La sua analisi è chiara: «Questa è una città a cui hanno tagliato le palle. I veti incrociati nel centrosinistra paralizzano tutto. Siamo andati avanti per anni con la rendita di posizione, ma ora non basta più. Dei giovani che si laureano, solo il 20% rimane in città. Il resto scappa a Milano o all’estero. Negli ultimi anni si sono limitati a creare società cosiddette private che si sono prese tutto quello che era del Comune. Ne hanno fatte oltre venti, tra cui l’A.S.Ter che negli appalti pubblici sotterra gli edili. E poi, col nuovo piano urbanistico, hanno trasformato zone industriali in zone per edilizia residenziale e commerciale. E dopo si lamentano se abbiamo 30 mila pendolari che vanno a lavoro a Milano! La sinistra gestisce l’esistente facendo diventare Genova una città di vecchi. La vede come un grande ospizio. Le poche industrie che sono rimaste, scappano. Burlando se ne è venuto fuori a dire che la Tav in Val di Susa è inutile e che dovrebbero farla qui. Una mossa furba. Per strizzare l’occhio ai movimentisti No Tav e intanto promettere che qualcosa si muoverà nel deserto delle nostre infrastrutture. Qui la sinistra non è come in Emilia e in Toscana, dove esprime un modello e le cose funzionano. Qui spennano il pollo piano piano. Neanche se ne accorge ed è già nel forno.

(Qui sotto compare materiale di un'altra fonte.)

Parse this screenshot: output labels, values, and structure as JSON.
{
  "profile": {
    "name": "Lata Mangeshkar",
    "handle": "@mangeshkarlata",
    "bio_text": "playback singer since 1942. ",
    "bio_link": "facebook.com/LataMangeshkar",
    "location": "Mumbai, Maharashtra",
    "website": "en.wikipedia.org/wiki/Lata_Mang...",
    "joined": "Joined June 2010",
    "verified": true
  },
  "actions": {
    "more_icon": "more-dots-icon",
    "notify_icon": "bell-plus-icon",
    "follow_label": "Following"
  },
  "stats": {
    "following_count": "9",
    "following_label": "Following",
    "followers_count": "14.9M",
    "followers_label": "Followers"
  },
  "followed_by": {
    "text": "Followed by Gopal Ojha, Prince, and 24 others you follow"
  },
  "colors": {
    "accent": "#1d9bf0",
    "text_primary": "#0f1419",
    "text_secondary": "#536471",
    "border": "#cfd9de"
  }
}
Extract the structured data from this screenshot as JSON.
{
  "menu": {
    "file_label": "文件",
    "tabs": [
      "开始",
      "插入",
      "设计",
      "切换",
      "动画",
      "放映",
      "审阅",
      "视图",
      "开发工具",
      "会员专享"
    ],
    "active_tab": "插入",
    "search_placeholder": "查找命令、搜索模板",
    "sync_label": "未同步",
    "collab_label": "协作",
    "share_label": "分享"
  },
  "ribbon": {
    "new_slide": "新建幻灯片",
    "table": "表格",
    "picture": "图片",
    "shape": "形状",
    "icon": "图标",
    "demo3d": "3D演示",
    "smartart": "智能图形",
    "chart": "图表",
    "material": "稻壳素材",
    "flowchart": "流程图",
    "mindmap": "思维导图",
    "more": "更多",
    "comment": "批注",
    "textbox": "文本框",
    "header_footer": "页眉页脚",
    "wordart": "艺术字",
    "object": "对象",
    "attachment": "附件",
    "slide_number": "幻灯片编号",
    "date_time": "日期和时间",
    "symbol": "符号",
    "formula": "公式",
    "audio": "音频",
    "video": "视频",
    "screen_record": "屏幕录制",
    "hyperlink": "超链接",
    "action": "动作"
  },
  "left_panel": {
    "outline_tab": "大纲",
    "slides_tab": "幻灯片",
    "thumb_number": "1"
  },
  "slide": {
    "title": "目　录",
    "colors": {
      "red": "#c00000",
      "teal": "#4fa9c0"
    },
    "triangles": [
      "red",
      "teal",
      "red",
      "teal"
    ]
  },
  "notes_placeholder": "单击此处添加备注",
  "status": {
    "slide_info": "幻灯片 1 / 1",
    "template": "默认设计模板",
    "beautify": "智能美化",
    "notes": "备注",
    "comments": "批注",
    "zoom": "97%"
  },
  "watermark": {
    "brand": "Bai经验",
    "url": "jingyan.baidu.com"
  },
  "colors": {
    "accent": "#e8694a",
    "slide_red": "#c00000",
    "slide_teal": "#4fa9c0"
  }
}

In Regione è andato al potere una sola volta il centrodestra, con Sandro Biasotti, dal 2000 al 2005, e il centrosinistra ha preso da quell’esperienza solo la cosa peggiore: il modello – insostenibile – di gestione della Sanità. Ora ci battiamo contro l’arrivo della rumenta (la traduzione dell’altrettanto dialettale munnezza, ndr) da Napoli e per difendere l’occupazione in Fincantieri, in crisi profonda. Ma siamo in una città sclerotizzata. Senza speranze, senza sogni. Genova dovrebbe tornare ad aprirsi al mondo. Invece, del mondo, prende solo i disperati, gli immigrati, per lo più irregolari».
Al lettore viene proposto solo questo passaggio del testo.